Biomorphic, anthropomorphic constructions
„Jojo Darski is a multilateral and multilingual artist - he is quasi a kaleidoscope of producing artistic ideas. He is nearly the incarnation of the studied ordered artist. There can surreal worlds, fancy appearances, primordial worlds, biomorphic and also anthropomorphic constructions come into being. There are no complete and rationally comprehensible results in his images. He is leaving a lot of space for free interpretations and accomplishes therewith, that there is also with the second and third contact with his works something new and other can be detected. His art is creating a correlation between the artist and consumer, but is also engendering an interdependent relation between artist and recipient.“

Harald Nowoczin, 1. chairman Bergische Kunstgenossenschaft 2004

 
A game with forms, colors and words
"The first encounter with the works of Jojo Darski is intensively and a mixture between fascination and irritation. Fascination because of the technical perfection, by courtesy of which these pictures are captivating and irritation because of the subjects, that arise from manual skills and imagination. The dependence on great surrealists like Tanguy or Dalì are intruding in the first moment, but this remains by deeper analysis a purely formal parallel. Jojo Darski developed in the course of 15 years an individual style, which he is naming Organistic arts (in dependence on the organic forms of the subjects in his works).

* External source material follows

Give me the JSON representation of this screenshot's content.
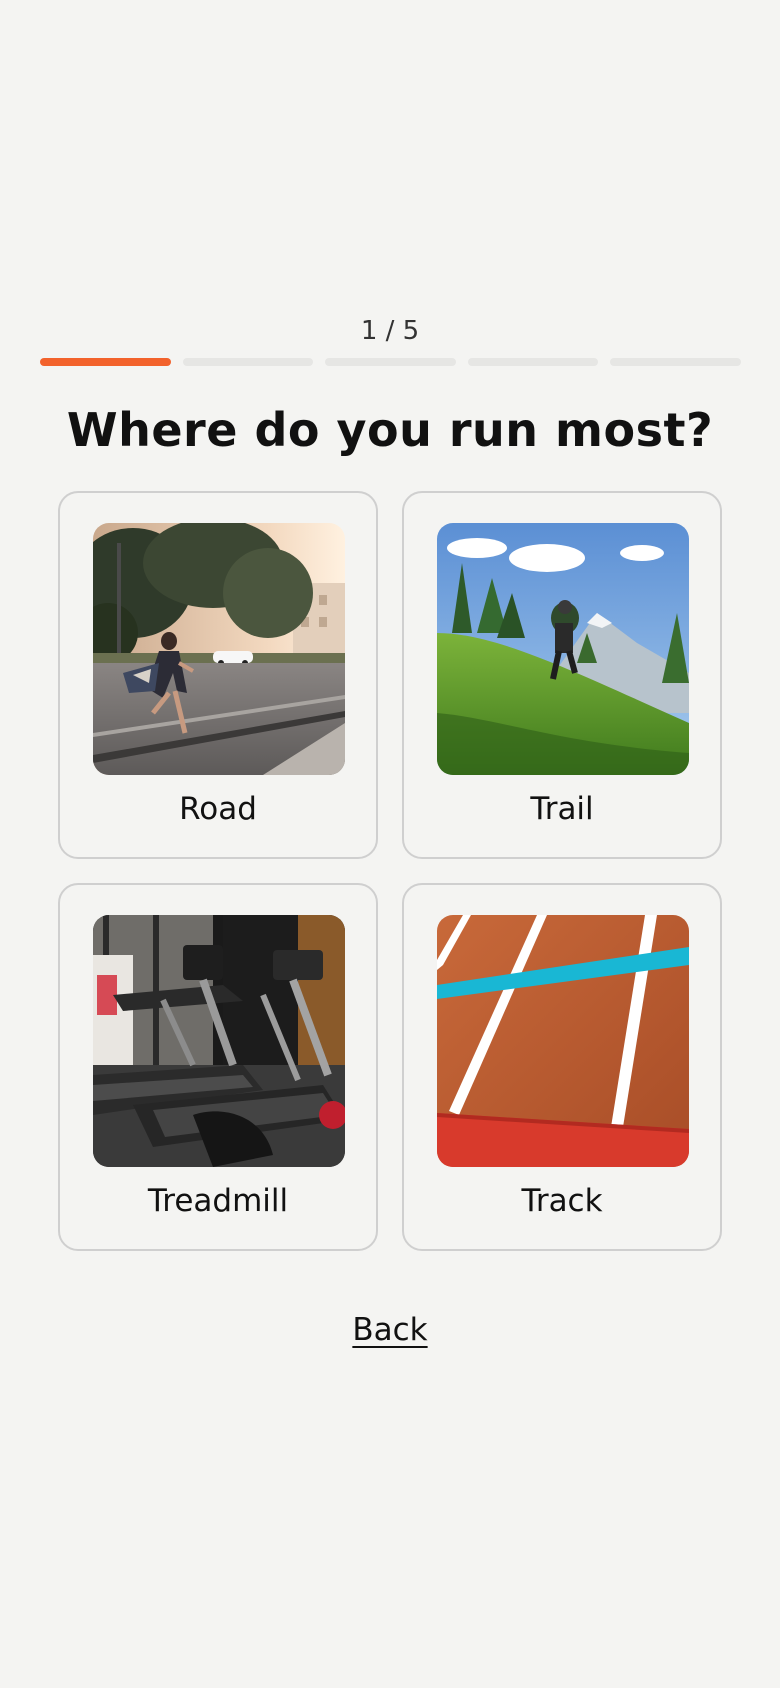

His works are abducting us into a world of unknown/fantastical form shapes, either floating in an eye-catching continuum or crooked in bizarre landscapes. Different organic and nearly geometrical forms, and also citations of human or animally bodies, are growing into each other and from each other and form in each image different living things. These receive their liveliness and energy out of the strong colors and the perfectly elaborated plasticity of all individual parts. The varicolored essences and landscapes are jumping towards the spectator and force him him to a deeper analysis, in which the following questions are unavoidable: „Who or what is this?“ or „What is happening in this image?“
The recipient starts observing, prodding to many forms and colors, hints of human being, animal or plant, is finding coherences and movement, but no unequivocal answers to the intruding questions. Probably he is following the allure of the pictures, is pulling strings to his imaginationand is giving the artworks new names. But probably just irritation takes place and so the recipient is searching for help in the titles. Paradoxically he is joining here similar extraordinary conceptions - now indeed written words like 'bus teats', 'shrieking midge' or 'ensilage'. We are learning quickly, that the titles are meant neither as description, nor as help for interpretation, but they are part of irritation as humorous and intelligent suggestions.
The artist has packed his point of view in humorous wordplays, which you have to understand first, before you can pursue your mystery tour. The process of analyzing the artistic statements is starting again from an other point of view. If irritation or fascination is prevailing, is depending on the recipient. The titles have one important function: they are referring to the intention of the painter, that his art can be seen in a humorous way. This is dissociating his art clearly from symbolical heaviness and profound interpretations of apparently related styles.
Darskis artworks and titles are paltering with forms, colors and words - with the intention to please and inspire. The individual style of Jojo Darski is not just molding his paintings, but also in a similar way his extremely attractive graphical work. By the principle of contingency also here unknown tempers are rising on bright grounds - sometimes anchored allusively in space.
Thick lines and fine ink-ramifications are forming the outlines of these beings, which come into being by strong-colored and perfectly composed surfaces. So between the lines swollen and flagged, rutted and crinkly, transparent and proofed parts of the body are rising, which reinforce plasticity and materiality to the ink armatures. These so arisen entities evoke anthropomorphized insects, birds or other animals.
Typical for all graphic works are the fine ink-ramifications, which are growing in small or large tussocks out of the different body-parts. They act like innumerable hairy or bristled spider legs, that are peppering up the form-entities. The great attraction of the graphical works is lying - as well as in his paintings - in ambiguity of the plotted substances. Similar to a picture of clouds the recipient's fantasy is floating through the pictures and is searching for own titles. These facts account the highly aesthetic attraction of his graphics.